A group of respected ranching and conservation organizations have come together to form a unique broad based coalition to enhance ranching practices that consider important conservation issues throughout the West. The Coalition for Conservation through Ranching is a new multi-stakeholder partnership between national conservation-minded groups that share an interest in promoting open space for ranching and healthy landscapes. The recently signed agreement marks the beginning of the unique relationship. Steering committee members of the coalition include the Public Lands Council (PLC), the National Cattlemen’s Beef Association (NCBA), National Association of Conservation Districts (NACD), Environmental Defense Fund (EDF), Family Farm Alliance (FFA) and the World Wildlife Fund (WWF). Other organizations that have joined the coalition at this time are the American Farmland Trust, the American Forage and Grassland Council, the California Farm Bureau Federation, the Society for Rangeland Management, the Wild Sheep Foundation, and the Wilderness Society. The Bureau of Land Management serves as an advisor to the group.
“Cherished iconic western landscapes depend upon productive partnerships between ranchers and conservationists. The Coalition for Conservation through Ranching will promote solutions that will keep western landscapes healthy and in the process benefit working ranches, wildlife and other natural resources,” says Dan Grossman, Rocky Mountain Regional Director, EDF.
“Intact working ranches that are managed with wildlife in mind can help support habitat for grassland birds, mammals, and fish, all of which face uncertain prospects without the large spaces they need to survive. By working together we can encourage ranching practices that ensure the preservation of wildlife, and develop incentives that help ranchers to do so,” says Martha Kauffman, Managing Director WWF Northern Great Plains Program.
The coalition formed by six leading ranching and conservation organizations will support ranching on public and private lands in the West that is conducted in an ecologically sustainable way. “Maintaining a sustainable business environment and keeping ranchers on public lands allows our Western landscapes to remain open for wildlife habitat and recreational use and also provides for conservation efforts that might not otherwise occur,” says Skye Krebs, President of PLC and rancher from Ione, Oregon. “Together, the members of this coalition share a common interest in supporting working ranches and healthy landscapes.”
“As cattlemen, we rely on healthy land to produce healthy livestock. And one of the biggest gauges we can use to judge the health of our land is the co-existence of wildlife alongside of our livestock,” said Gary Voogt, NCBA president and rancher from Marne, Mich. “America’s farmers and ranchers are always looking for ways to increase efficiencies and build upon existing stewardship practices to keep our land and animals healthy and continue providing safe, high-quality food for America’s families. By bringing together leaders from industry and the environmental community, we can help further these goals in a way that benefits our nation’s land, animals and citizens.”
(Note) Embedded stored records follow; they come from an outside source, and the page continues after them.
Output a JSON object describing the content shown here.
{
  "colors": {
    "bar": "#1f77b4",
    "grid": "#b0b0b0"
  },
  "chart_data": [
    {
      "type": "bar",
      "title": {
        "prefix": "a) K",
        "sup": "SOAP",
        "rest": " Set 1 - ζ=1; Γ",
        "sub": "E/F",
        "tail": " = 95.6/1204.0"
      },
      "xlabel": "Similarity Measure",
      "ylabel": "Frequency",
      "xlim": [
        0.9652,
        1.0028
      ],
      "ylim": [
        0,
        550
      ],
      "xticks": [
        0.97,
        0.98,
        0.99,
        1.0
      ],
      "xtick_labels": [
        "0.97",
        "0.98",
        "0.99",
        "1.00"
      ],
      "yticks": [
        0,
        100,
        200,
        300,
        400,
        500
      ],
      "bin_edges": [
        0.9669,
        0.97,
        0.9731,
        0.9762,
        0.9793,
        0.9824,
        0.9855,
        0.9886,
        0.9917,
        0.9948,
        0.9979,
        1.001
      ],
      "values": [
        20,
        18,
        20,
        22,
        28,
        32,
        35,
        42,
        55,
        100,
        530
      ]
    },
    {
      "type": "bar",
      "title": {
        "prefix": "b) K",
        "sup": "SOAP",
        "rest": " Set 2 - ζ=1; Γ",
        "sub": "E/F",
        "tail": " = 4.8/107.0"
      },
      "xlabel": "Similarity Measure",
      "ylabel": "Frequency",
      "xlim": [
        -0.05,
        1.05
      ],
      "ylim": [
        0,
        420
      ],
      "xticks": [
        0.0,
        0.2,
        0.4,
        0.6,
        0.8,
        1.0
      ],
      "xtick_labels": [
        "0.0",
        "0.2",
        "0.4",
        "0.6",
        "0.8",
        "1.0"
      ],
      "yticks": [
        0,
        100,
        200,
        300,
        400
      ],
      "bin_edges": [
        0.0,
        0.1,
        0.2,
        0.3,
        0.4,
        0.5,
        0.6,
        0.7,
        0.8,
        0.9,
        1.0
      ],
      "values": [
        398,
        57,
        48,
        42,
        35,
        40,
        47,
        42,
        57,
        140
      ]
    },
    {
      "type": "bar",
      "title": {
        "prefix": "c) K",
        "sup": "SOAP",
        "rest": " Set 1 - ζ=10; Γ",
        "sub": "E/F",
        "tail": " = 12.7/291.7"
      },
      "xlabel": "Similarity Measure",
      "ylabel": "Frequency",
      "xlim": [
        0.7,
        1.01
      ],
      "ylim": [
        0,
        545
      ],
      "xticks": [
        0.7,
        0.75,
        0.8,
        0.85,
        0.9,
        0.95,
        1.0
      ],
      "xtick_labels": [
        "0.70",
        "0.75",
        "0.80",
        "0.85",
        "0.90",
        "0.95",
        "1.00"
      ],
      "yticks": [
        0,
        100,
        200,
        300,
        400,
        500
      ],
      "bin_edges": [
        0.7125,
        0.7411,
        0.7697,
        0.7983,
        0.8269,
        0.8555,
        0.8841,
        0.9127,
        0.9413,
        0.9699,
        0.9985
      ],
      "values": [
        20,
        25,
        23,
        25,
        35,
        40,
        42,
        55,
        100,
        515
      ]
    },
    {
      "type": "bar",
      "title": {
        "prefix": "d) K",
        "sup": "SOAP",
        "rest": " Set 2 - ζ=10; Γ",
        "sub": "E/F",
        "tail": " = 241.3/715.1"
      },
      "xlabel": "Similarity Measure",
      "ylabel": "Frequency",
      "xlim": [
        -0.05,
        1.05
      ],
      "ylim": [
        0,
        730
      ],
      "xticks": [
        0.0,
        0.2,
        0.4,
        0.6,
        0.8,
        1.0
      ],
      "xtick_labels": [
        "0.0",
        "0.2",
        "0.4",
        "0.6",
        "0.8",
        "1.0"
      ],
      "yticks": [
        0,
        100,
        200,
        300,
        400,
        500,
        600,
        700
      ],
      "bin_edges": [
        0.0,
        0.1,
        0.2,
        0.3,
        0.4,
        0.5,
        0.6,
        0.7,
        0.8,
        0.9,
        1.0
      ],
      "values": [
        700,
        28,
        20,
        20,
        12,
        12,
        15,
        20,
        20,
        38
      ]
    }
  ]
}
This collaborative conservation effort will provide for a more efficient use of resources, increased outreach opportunities, and a holistic approach to problem solving. It will also help to increase the understanding of complex issues between ranching and conservation and provide a forum to discuss the interaction between natural resource management and ranching.
“Conservation districts—located in nearly every county across the nation—address natural resource issues on a local level,” says NACD President Steve Robinson. “NACD is eager to collaborate with private landowners, government officials and members of this newly-formed Coalition to ensure that the health of our public and private lands is maintained and improved.”
The coalition will work on common ground issues which may include a pro-grasslands agenda, including grassland research projects, specific species conservation projects, and climate change including raising the awareness of the important role of grasslands on carbon sequestration, as well as other issues of common interest.